Meagan Navarro of Bloody Disgusting wrote "Young's debut is ambitious and refuses to adhere to commercial conformity. It may not hit its emotional marks or substantially reinvent trauma depictions, but it's hard to ever be bored by a film that plays like a whimsical horror-fairy tale on acid".

Monica Castillo and Kristy Puchko of RogerEbert.com had a different take on the film. According to Puchko, the film "is impressive" and "awe[s] with outrageousness", while Castillo's take is that "The Blazing World falls short narratively and visually".

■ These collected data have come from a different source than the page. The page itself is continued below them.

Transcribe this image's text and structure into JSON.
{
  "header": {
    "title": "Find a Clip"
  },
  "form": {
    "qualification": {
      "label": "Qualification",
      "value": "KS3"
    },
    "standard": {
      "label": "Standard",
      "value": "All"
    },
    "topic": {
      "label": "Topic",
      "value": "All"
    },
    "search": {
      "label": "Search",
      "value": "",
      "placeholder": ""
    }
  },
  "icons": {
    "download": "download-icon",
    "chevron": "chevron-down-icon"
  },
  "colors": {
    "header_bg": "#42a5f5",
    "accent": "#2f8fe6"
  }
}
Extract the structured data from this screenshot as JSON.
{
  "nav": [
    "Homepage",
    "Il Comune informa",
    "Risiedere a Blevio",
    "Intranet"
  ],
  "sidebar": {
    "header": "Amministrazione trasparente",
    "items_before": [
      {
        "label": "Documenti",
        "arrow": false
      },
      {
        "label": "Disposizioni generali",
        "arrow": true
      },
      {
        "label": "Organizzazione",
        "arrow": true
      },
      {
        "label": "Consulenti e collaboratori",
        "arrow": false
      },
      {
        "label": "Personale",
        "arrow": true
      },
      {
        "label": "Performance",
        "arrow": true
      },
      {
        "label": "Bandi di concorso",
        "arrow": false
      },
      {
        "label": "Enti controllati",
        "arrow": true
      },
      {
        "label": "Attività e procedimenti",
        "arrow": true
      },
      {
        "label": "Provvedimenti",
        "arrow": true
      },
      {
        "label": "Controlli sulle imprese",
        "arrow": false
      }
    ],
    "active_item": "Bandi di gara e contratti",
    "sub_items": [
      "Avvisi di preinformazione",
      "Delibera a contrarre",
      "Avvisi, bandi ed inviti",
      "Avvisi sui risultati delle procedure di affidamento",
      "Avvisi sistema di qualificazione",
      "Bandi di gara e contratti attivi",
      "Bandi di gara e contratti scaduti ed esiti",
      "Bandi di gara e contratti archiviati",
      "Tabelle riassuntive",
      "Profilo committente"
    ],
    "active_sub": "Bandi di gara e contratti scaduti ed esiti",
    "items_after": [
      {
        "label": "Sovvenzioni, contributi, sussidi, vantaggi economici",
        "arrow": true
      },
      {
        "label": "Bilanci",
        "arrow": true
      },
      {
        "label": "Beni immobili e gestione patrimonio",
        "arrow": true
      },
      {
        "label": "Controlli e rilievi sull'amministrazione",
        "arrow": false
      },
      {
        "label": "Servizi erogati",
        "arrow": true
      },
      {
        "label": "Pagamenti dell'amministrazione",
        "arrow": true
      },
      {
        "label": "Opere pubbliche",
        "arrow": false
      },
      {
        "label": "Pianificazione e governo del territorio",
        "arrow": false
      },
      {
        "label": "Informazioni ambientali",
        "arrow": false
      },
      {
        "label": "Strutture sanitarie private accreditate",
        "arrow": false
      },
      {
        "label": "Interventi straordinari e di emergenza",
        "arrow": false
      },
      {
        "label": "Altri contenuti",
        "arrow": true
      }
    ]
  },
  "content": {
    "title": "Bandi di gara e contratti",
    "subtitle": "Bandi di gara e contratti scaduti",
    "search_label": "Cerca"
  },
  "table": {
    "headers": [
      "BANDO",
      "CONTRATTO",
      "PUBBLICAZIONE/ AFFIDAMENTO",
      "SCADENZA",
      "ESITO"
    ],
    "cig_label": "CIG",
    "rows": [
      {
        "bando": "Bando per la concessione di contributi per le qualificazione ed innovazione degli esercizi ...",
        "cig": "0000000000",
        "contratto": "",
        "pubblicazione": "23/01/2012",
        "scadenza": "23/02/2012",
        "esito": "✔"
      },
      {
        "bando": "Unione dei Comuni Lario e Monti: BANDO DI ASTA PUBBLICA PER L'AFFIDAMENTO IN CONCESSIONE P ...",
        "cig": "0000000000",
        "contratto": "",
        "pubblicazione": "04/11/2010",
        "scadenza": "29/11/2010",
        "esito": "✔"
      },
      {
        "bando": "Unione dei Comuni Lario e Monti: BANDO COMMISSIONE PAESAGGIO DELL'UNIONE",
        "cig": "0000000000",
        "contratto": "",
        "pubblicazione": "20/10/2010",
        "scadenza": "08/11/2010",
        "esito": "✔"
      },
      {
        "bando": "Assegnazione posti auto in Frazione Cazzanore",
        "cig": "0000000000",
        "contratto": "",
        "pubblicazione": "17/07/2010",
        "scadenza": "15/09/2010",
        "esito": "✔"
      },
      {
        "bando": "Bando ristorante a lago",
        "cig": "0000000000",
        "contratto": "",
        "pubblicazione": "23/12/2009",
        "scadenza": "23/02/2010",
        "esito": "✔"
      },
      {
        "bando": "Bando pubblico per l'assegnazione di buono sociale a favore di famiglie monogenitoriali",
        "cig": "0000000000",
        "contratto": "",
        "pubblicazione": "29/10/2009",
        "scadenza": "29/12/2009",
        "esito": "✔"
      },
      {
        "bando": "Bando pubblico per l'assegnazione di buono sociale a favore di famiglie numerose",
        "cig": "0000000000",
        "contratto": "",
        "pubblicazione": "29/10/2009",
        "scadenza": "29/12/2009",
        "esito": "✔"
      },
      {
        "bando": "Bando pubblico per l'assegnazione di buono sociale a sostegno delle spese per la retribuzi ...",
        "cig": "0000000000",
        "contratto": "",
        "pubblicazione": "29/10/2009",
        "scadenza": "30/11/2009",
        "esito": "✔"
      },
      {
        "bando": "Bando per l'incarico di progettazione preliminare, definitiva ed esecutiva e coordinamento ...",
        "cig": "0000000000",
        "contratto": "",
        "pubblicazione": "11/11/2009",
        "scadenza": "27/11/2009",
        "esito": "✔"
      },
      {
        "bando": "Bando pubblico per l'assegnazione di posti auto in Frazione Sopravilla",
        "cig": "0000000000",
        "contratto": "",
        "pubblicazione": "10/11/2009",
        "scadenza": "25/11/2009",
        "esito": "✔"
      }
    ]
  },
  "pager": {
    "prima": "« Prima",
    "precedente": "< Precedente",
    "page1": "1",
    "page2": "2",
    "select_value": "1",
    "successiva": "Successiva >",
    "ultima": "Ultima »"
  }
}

The Hollywood Reporters Frank Scheck commented that "There's plenty of imagination on display in The Blazing World, but it's buried amidst the narrative and stylistic self-indulgence that assumes we'll be interested in going on this very strange and ultimately enervating journey".

Guy Lodge of Variety expressed a mixed reaction, stating that the film "throws an ornate heap of production design at an anemically scripted psychological metaphor, and counts on a combination of fairy dust and sheer determined nerve to make the whole contraption fly".

Sarah Jane of The Austin Chronicle, called the film "overstuffed and overextended". She praised the soundtrack (especially the songs by Isom Innis and Sean Cimino as Peel), which (along with Soko's appearance) "buoyed" the film.